After hundreds of investigations and recommendations, after an in-depth audit and two court cases—including one that went all the way to the Supreme Court of Canada—it is now up to Parliament to make the necessary legislative changes.
The report also addresses the fact that other legislative changes are also necessary. From 2005 to 2011, four bills were introduced to resolve the enforcement issues caused by Air Canada’s restructuring in 2003–2004. Unfortunately, all of them died on the Order Paper.
Therefore, the report proposes to amend the Air Canada Public Participation Act in order to uphold the language rights of the travelling public and of Air Canada employees in light of the airline’s current structure.

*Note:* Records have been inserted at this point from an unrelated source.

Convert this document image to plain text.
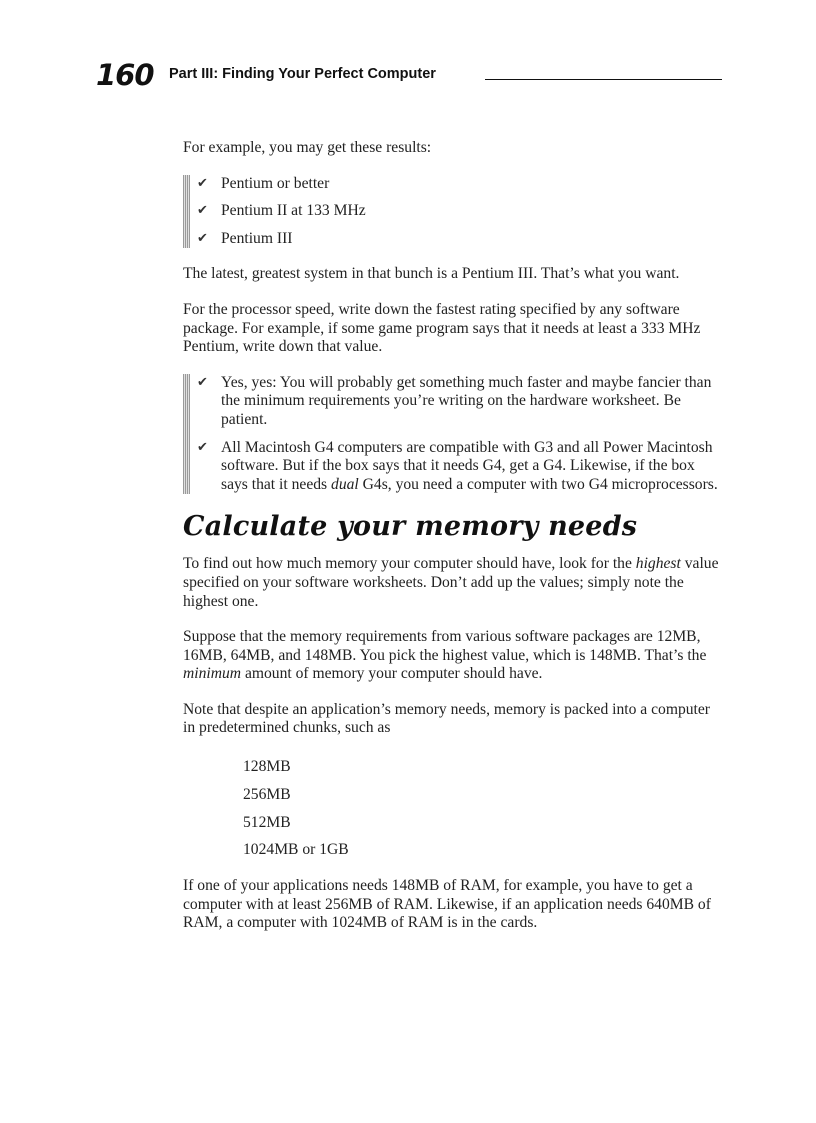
160 Part III: Finding Your Perfect Computer

For example, you may get these results:

✔ Pentium or better
✔ Pentium II at 133 MHz
✔ Pentium III

The latest, greatest system in that bunch is a Pentium III. That’s what you want.

For the processor speed, write down the fastest rating specified by any software package. For example, if some game program says that it needs at least a 333 MHz Pentium, write down that value.

✔ Yes, yes: You will probably get something much faster and maybe fancier than the minimum requirements you’re writing on the hardware worksheet. Be patient.
✔ All Macintosh G4 computers are compatible with G3 and all Power Macintosh software. But if the box says that it needs G4, get a G4. Likewise, if the box says that it needs dual G4s, you need a computer with two G4 microprocessors.
Calculate your memory needs

To find out how much memory your computer should have, look for the highest value specified on your software worksheets. Don’t add up the values; simply note the highest one.

Suppose that the memory requirements from various software packages are 12MB, 16MB, 64MB, and 148MB. You pick the highest value, which is 148MB. That’s the minimum amount of memory your computer should have.

Note that despite an application’s memory needs, memory is packed into a computer in predetermined chunks, such as

128MB
256MB
512MB
1024MB or 1GB

If one of your applications needs 148MB of RAM, for example, you have to get a computer with at least 256MB of RAM. Likewise, if an application needs 640MB of RAM, a computer with 1024MB of RAM is in the cards.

It also proposes four options for amending the Air Canada Public Participation Act that would modernize the enforcement scheme for Air Canada.
First, give the Office of the Commissioner the authority to sign binding agreements with Air Canada. The Privacy Commissioner already has this authority. This enforcement method is not sufficient in itself, but it would support other measures.
Then, it would be possible to give the Federal Court the power to order Air Canada to pay legal damages.
Alternatively, the Air Canada Public Participation Act could be amended to set out fines for specific infractions. The Access to Information Act and the Lobbying Act already contain such provisions.
Finally, Air Canada could be subject to administrative monetary penalties for linguistic infractions. It is already subject to this type of penalty from the Canadian Transportation Agency, the Canada Border Services Agency and the Competition Tribunal.
I feel that a more rigorous enforcement scheme for the Official Languages Act that is better adapted to Air Canada’s reality would be a more effective indicator of success.
I would be happy to answer any questions you may have.
- Footnote 1
Office of the Commissioner of Official Languages, Report to Parliament of the Commissioner of Official Languages on the investigation into the Courts Administration Service under subsection 65(3) of the Official Languages Act, Ottawa, November 2016. On-line version consulted March 16, 2017.
- Footnote 2
Office of the Commissioner of Official Languages, Special Report to Parliament – Air Canada: On the road to increased compliance through an effective enforcement regime, Ottawa, June 7, 2016. On-line version consulted March 16, 2017.